Deep learning 2

It’s a second lecture (https://youtu.be/dqoEU9Ac3ek?si=mxjV2xJUdJLDcGNJ). I learned a lot about Deep Sequence Modeling. There are many variations for different tasks:

one to one - which is useful for binary classification,
many to one - for sentiment analysis,
one to many - for image captioning,
many to many - for machine translation.

We are mostly building Recurrent Neural Networks (RNNs), so they need to meet few design criteria:

handle variable length sequences,
maintain information about order,
track long-term dependencies,
share parameters across the sequence.

To achieve that we need to track the network over some period of sequences or time. To do that we add hidden state, so we get: $y_t = f(x_t, h_t-1)$ where $h_t-1$ is memory from computation.

For teaching such network, we need to somehow encode our input. Mostly it’s done using embeddings. So we take e.g. vocabulary and create embeddings, so we can have assigned index to fixed-sized vector.

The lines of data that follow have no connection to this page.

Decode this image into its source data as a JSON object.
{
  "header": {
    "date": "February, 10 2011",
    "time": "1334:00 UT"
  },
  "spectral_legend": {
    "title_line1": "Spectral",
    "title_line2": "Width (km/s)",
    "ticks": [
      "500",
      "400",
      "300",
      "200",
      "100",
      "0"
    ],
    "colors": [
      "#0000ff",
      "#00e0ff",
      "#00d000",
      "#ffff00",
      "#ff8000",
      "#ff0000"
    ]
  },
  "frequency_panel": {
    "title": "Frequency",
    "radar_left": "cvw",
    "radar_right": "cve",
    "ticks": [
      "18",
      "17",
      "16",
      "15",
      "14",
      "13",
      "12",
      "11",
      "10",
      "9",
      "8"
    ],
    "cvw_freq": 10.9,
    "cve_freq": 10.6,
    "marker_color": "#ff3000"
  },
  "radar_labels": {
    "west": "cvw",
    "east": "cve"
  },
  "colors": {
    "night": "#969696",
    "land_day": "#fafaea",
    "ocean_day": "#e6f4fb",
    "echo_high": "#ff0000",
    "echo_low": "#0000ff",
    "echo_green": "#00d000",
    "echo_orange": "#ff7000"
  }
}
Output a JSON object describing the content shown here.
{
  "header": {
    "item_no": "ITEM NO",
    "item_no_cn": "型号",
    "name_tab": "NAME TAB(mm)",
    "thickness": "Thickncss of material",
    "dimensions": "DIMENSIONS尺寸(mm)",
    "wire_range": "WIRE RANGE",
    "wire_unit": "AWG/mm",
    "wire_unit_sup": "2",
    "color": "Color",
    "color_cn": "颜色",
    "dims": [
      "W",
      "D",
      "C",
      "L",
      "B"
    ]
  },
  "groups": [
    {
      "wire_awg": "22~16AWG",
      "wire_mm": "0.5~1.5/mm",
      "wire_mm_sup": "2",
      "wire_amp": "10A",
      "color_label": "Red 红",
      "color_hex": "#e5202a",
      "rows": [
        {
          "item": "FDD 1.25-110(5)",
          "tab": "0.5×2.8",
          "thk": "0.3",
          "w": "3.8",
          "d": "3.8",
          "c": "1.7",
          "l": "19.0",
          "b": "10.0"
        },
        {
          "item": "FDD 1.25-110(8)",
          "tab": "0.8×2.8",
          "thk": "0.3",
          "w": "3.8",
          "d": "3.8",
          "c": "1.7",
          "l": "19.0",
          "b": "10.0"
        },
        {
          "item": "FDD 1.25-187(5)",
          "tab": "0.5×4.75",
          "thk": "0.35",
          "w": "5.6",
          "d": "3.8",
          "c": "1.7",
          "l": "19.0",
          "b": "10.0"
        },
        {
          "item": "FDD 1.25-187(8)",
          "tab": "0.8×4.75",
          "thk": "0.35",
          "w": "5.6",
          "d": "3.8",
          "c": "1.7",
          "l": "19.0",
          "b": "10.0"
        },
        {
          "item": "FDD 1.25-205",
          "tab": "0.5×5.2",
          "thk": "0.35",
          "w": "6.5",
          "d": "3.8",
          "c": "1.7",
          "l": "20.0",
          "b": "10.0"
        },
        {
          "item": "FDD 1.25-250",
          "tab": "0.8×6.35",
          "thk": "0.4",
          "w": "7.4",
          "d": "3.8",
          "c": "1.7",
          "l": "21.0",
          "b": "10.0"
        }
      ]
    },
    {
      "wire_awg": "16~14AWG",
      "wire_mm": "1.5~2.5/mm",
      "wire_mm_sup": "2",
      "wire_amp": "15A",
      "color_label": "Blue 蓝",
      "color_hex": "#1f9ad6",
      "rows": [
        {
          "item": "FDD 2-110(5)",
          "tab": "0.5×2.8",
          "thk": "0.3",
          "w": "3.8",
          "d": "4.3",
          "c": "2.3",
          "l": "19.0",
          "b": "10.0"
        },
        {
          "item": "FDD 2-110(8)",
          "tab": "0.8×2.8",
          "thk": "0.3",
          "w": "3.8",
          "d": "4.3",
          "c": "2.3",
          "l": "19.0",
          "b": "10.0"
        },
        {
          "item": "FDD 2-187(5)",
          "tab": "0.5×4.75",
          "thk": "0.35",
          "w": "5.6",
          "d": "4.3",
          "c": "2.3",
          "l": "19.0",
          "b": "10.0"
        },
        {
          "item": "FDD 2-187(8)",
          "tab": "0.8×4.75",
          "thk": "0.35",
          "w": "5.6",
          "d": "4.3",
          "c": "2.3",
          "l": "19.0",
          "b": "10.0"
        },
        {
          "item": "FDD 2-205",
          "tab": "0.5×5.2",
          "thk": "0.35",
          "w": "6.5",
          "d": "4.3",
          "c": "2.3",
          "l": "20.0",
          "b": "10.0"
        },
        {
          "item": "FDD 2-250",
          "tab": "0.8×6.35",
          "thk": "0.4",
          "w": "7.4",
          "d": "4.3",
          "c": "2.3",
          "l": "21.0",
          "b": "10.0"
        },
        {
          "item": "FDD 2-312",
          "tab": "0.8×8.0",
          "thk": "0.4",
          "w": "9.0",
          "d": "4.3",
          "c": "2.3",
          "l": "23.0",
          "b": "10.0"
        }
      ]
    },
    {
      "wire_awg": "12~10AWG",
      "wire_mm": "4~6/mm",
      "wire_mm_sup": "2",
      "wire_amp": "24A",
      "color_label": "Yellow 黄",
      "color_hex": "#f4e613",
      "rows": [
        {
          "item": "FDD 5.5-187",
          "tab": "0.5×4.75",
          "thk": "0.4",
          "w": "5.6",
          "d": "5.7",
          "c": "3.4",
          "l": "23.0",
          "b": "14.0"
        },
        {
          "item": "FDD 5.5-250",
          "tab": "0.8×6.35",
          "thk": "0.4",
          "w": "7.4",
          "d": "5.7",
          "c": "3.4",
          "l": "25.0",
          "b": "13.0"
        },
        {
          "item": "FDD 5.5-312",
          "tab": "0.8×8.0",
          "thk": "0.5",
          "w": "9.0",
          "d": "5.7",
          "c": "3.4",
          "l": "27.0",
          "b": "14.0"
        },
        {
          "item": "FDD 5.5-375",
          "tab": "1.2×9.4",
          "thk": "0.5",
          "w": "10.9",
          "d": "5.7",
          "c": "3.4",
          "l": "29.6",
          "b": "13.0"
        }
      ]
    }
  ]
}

The problem is here, that we have too much “noise” in the data and our network is not focusing on important parts. That’s why we need something called attention. Self-attention mechanism focuses only on the important parts of input, so you do not need to feed over and over the past data. You only calculate attention mask to find the best values and identify the most important features in input. This leads us to building block of transformer.